Essas medidas não esgotam a atuação administrativa das IES, mas são essenciais para evitar leituras simplificadoras e a estigmatização dos estudantes.
Medidas jurídicas e regulatórias
No plano jurídico, a atuação deve ser primeiramente voltada pelo MEC e o CNE, envolvendo:
manifestações e inserção de insumos no sistema e-MEC;
defesas administrativas em eventuais processos de supervisão;
recursos ao CNE contra medidas cautelares ou sanções; e
adoção de medidas judiciais específicas, quando indispensáveis.
Atuação integrada e foco nos estudantes
Cada caso pode apresentar particularidades relevantes.
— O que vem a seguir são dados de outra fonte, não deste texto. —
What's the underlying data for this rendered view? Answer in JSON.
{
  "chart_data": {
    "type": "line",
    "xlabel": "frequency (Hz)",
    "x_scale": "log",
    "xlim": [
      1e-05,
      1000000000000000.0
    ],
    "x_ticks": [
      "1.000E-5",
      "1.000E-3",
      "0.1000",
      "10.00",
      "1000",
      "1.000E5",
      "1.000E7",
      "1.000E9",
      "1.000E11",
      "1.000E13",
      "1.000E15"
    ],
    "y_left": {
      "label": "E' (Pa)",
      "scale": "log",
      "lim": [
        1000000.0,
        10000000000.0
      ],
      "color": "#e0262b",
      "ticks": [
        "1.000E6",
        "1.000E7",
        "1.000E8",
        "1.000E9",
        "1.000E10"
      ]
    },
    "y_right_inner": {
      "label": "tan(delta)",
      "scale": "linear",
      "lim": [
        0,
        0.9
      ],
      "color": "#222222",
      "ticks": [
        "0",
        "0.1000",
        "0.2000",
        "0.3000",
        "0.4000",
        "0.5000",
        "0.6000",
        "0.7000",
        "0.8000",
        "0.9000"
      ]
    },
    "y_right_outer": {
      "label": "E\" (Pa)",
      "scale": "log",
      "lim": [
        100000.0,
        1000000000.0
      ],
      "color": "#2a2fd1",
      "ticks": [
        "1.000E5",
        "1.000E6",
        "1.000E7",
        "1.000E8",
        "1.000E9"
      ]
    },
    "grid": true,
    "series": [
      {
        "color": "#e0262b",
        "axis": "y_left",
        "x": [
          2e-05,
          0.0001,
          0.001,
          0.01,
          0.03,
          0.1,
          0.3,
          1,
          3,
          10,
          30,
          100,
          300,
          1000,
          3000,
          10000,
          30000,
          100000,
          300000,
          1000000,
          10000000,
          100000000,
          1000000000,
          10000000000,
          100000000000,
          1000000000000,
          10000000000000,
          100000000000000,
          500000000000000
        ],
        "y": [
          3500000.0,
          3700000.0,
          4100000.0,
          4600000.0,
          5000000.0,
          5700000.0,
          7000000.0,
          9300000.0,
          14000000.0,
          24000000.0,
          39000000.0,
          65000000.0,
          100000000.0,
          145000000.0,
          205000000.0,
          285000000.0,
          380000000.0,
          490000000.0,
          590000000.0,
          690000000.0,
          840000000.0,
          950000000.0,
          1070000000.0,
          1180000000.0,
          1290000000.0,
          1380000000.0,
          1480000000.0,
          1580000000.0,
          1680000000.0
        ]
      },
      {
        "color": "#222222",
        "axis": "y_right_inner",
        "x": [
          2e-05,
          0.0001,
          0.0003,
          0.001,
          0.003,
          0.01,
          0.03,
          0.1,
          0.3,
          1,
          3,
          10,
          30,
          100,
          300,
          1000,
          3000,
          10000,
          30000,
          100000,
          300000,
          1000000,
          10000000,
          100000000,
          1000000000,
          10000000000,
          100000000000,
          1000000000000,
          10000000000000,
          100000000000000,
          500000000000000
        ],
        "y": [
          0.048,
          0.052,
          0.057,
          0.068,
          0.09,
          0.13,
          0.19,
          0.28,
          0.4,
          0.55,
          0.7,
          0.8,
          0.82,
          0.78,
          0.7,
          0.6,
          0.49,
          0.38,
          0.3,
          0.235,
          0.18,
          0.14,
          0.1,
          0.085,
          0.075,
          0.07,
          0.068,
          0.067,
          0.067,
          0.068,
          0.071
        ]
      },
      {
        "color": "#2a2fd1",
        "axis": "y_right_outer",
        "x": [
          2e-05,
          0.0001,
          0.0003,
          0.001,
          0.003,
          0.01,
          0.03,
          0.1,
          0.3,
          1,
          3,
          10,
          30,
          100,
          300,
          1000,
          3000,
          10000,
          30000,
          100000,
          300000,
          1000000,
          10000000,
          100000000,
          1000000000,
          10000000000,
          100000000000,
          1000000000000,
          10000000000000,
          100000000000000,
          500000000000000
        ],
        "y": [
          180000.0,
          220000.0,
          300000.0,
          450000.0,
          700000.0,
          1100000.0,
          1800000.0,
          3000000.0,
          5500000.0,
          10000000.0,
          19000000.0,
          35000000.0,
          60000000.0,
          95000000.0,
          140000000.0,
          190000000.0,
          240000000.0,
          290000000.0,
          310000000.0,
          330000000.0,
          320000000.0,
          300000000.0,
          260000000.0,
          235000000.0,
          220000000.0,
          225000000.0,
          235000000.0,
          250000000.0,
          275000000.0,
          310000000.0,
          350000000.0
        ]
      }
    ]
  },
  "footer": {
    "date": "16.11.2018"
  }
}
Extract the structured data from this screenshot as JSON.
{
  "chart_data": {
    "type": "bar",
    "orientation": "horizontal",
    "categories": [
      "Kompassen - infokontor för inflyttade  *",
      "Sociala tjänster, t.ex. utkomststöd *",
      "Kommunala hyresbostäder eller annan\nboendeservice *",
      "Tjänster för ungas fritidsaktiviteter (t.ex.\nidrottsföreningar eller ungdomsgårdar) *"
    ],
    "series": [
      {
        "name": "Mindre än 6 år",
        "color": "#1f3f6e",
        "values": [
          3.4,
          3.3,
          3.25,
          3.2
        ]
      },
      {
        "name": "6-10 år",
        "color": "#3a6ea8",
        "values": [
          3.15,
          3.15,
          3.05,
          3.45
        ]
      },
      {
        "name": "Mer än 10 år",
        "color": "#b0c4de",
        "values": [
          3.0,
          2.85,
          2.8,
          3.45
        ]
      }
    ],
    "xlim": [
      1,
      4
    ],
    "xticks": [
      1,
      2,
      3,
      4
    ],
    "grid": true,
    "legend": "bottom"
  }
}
Por isso, a condução adequada do tema exige acompanhamento técnico contínuo desde as fases iniciais, integrando análises educacionais, estatísticas e jurídicas. Esse cuidado não se destina apenas à preservação dos direitos institucionais, mas também à proteção dos estudantes contra os efeitos colaterais de medidas restritivas e de decisões precipitadas, adotadas sem uma visão estratégica e abrangente.
É essa atuação integrada – técnica, educacional e jurídica – que deve orientar as instituições, especialmente aquelas que já sofreram prejuízos com a divulgação precipitada de rankings. A adoção desse caminho, aliada a um necessário ajuste de rota por parte do próprio MEC, pode preservar a ideia central do ENAMED, que é positiva quando utilizada como fonte de dados para a melhoria dos cursos, e não como instrumento de estigmatização.
Para isso, é essencial que a técnica prevaleça sobre leituras apressadas ou disputas circunstanciais. Assim, os estudantes de Medicina poderão ser reconhecidos como destinatários legítimos das políticas de melhoria da formação, inclusive aqueles que obtiveram bons resultados e têm motivos para comemorar o desempenho de seus cursos, sem isso implicar a desqualificação automática de outros.
Da mesma forma, às entidades de classe cabe uma postura de racionalidade, uma ação consciente da ausência de parâmetros históricos comparáveis. Esse reconhecimento é fundamental para que os estudantes compreendam o ENAMED não como um rótulo definitivo, positivo ou negativo, mas como um instrumento de diagnóstico e aprimoramento contínuo da formação médica.